CSP-CERT® Resources:
Detecting Suspicious and Phishing Websites by understanding the URL structure

by CSP-CERT® Blue Team
posted April 2018



In this article, we will see the structure of a URL (Uniform Resource Locator) and how we can use it to detect and identify suspicious and phishing websites.

One of the common mistakes people make while surfing on the Internet is NOT CHECKING THE ADDRESS BAR of the web browser. The second is not having any understanding of what the URL on the address bar means.
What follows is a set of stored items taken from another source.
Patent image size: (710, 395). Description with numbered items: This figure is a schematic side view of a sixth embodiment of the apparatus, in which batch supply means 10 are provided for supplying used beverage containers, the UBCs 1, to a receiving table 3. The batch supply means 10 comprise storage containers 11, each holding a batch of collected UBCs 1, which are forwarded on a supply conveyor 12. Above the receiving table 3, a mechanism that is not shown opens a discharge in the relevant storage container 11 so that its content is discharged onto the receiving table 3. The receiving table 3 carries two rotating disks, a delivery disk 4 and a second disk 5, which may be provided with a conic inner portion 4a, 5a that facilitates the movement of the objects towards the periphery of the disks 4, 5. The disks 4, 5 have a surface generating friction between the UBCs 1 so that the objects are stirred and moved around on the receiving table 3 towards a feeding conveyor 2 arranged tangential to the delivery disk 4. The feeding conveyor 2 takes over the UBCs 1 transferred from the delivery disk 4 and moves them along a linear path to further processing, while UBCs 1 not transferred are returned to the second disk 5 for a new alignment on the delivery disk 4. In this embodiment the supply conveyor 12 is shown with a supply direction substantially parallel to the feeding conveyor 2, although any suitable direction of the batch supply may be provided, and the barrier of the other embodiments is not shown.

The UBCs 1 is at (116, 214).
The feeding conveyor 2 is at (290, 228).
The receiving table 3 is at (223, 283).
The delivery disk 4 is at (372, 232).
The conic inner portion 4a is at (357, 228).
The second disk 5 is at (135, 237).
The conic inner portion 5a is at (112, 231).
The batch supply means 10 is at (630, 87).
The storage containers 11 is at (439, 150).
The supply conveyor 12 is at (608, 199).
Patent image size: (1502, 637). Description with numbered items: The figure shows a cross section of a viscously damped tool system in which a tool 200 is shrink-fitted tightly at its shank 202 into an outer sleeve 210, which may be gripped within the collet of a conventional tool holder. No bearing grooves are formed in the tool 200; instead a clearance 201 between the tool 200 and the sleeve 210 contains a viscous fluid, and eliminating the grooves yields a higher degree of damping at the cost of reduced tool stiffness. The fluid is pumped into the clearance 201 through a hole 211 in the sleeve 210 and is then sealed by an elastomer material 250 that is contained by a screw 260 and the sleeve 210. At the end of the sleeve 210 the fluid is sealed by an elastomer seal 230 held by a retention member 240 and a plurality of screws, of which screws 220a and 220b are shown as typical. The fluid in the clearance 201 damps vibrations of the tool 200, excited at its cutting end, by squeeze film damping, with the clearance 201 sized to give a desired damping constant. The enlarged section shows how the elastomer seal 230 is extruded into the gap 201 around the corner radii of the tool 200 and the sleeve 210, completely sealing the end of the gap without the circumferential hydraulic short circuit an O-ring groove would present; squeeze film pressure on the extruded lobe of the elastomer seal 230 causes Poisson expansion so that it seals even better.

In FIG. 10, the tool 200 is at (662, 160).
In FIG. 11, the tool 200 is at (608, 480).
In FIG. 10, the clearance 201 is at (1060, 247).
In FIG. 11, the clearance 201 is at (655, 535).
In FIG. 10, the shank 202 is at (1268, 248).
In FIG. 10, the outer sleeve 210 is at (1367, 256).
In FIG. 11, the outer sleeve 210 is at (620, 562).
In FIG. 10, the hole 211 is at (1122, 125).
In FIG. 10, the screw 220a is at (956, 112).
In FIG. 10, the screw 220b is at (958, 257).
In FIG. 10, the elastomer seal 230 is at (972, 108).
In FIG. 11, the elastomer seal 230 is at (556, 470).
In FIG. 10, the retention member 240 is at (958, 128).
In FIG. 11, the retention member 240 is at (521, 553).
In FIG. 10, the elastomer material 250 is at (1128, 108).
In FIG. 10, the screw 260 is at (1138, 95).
The URL is typically structured in this format:

protocol://hostname/path/resource

The hostname can be broken down into the following format which is commonly seen when surfing the internet:

protocol://subdomain.domain.tld/path/resource

An example of how a typical URL looks like in a browser’s address bar is shown below:



Here we can see that the URL on the browser is:

https://www.cspcert.ph/practices/dfir.html


Let us dissect its URL structure:


For the purposes of this article, let us define each of the elements in the figure (see examples from above):

    Protocol – The mode of communication used by the Server and Client (examples: http, https)
    Subdomain – Any name directly under the domain name (to the left of the dot from the SLD, example: www)
    Domain Name – Composed of the SLD and the TLD (example: cspcert.ph)
    SLD – Stands for “Second-Level Domain” and is any name directly under the TLD (to the left of the dot from the TLD, example: cspcert)
    TLD – Stands for “Top-Level Domain” as defined in RFC 1591 (examples: com, net, org, ph)
    Hostname – Can be an IP address (more on this in another article) but typically comprised of the subdomain and domain name (example: www.cspcert.ph)
    Resource Path – The path to the file being accessed (example: practices)
    Resource – The file being accessed (example: dfir.html)

It is important to note that if accessing a specific organization’s website, its domain name should be consistent with the organization’s.

A phishing page will show indicators that it is not a legitimate website used by the organization.

An example of a phishing site can be seen below:



Notice that although in the above figure, the protocol is supposedly “Secure” (https), the subdomain (facebook4777) may apparently be legitimate, but the domain name itself (webnode.com) is not consistent with the organization’s website, as well as the favicon.

See example below of the legitimate website:



Discussion on Digital Certificate Types will be taken up in another article.

However, it is common to see that if a website is legitimate, it will have an EV (Extended Validation) Digital Certificate. This means that you would see the organization’s name along with the Security Lock icon as shown in the example below:



Another example of a fairly convincing Phishing website can be seen below. Pointed with red arrows are indicators that the site is not legitimate.


Here we see the following indicators:

1. The site does not have an EV Digital Certificate like the legitimate website

2. The domain name is actually “growellconsultancy.co.in” instead of “bpiexpressonline.com”

3. The word “bpiexpressonline” is just a subdomain of the domain “growellconsultancy.co.in” which is not the genuine domain name “bpiexpressonline.com”.


Recommendations:

1. Always check the whole URL of the website you are visiting

2. Verify that the website is legitimate based on:

- EV Digital Certificate (The organization’s name is stated on the Address Bar)

- The Domain Name is correct and consistent with organization’s website.

We hope this article helps you. Thanks for your time.